Tommaso spoke fervently. He declared that anyone who tried to rob him should be put in jail, and could do no business with him till time should be no more. Carmella turned to the two men:

“My dad he say six thousand now, and you pay his price now or you do not buy. You pay his price or go to hell.”

“Listen, kid,” said Mr. Richmond, taking a roll of bills from his pocket. “You tell your dad five thousand flat. That’s the limit. But here’s a hundred extra dollars, for you yourself, to spend as you like, to bind the bargain.”
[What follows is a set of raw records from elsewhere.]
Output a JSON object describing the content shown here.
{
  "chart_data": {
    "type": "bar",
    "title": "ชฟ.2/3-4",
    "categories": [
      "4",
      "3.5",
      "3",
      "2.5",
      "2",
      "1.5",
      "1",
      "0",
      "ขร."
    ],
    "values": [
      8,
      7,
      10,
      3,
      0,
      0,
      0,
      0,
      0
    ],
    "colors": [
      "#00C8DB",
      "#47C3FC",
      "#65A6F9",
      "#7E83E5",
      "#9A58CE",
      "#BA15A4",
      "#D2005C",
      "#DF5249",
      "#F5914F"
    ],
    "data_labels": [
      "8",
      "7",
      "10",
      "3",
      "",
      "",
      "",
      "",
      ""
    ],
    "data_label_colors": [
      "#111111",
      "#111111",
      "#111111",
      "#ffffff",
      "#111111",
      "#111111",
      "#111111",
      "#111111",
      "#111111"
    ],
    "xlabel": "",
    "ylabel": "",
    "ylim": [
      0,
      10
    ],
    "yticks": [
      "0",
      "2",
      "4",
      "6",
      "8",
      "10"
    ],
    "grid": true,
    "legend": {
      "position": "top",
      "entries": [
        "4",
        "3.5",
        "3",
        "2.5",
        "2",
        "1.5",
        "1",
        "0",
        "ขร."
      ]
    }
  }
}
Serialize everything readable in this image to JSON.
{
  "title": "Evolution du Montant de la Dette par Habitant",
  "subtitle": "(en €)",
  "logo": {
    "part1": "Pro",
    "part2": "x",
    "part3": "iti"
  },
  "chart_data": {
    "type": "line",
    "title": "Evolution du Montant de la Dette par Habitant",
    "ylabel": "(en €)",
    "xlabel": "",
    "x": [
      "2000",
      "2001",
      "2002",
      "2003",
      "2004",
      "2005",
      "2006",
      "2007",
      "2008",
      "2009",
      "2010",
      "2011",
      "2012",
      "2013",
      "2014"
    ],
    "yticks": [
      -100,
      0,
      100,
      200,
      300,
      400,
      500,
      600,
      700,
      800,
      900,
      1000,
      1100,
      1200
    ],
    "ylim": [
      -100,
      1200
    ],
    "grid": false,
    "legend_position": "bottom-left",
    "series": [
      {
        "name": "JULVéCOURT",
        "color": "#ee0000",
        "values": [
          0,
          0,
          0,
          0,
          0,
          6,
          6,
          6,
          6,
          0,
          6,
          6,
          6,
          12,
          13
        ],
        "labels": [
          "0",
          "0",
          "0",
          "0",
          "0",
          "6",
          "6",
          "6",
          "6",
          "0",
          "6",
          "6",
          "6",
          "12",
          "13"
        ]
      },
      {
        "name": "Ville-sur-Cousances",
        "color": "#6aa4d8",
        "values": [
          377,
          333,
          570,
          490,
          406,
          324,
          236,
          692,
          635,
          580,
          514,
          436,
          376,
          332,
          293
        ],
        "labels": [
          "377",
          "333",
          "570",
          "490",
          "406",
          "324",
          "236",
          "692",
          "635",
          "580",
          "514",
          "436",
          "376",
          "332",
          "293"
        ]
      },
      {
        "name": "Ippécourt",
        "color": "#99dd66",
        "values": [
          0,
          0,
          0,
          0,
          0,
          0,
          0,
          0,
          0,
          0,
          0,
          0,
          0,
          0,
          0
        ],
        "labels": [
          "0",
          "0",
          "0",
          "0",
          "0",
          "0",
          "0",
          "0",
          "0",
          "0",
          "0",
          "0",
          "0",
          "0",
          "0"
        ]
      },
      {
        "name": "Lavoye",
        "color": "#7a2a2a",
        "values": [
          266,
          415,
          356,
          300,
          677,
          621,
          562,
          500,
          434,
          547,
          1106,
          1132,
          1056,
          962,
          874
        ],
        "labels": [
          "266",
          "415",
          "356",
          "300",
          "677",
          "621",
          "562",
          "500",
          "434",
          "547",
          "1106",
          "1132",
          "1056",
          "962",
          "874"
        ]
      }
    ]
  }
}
He counted out ten tens. Long experience in bargaining had taught him the value of money in sight. Carmella waved her hand, and spoke quickly to Tommaso.

“Now he tries to bribe me to get you to accept his price. Do you see? They want your land because Mr. Barrington must have it for his plans. That’s the only reason they want it. Tell them you will sell to him yourself or not at all.”

Tommaso grew angry at the situation. These two Americans trying to beat him down! And the more angry he grew, the faster he talked. Which suited Carmella well.

“And tell them,” he added, at the end of a long harangue, “that they can pay my price of four thousand or they can vai al diavolo.”

Carmella turned calmly to the two men, though her heart was beating wildly. This was the first time she had ever deceived her father. And it was a gamble beyond her years. But—she had seen Mrs. Barrington, and seen strength turn to weakness. She had learned that the highest are human. The thought gave her courage.

“My dad says you try to rob him. He would rather rob you. And so, he will rob. He will sell for seven thousand, or he will not sell. And Mr. Barrington, he can move down the road a mile and begin all over. Do you wish to buy at seven thousand?”

“Not by a damn sight!” exclaimed Mr. Hastings.

“Very good,” said Carmella. “Then take us home.”

Mr. Hastings demurred at this, but Mr. Richmond overruled.

“We brought ’em out,” he said. “We’re bound to see ’em back.”

“Damn dagoes!” said Mr. Hastings.

In grim silence the four drove back to Doty Street.

Carmella was silent because her conscience troubled her. Never before had she consciously deceived her father. And, without his knowledge, she had gambled for him, lying to do it.

But she knew Mrs. Barrington. And Mrs. Barrington was human. No doubt Mr. Barrington was, too.

Even Carmella realized the wonderful difference which a personal acquaintance made in one’s point of view. She knew that lots in Greendale were worth more today than they were worth yesterday. And that they would be worth more tomorrow.

She would have felt still easier had she known how the cement road had come to be built, and of the bus line projected past her father’s land.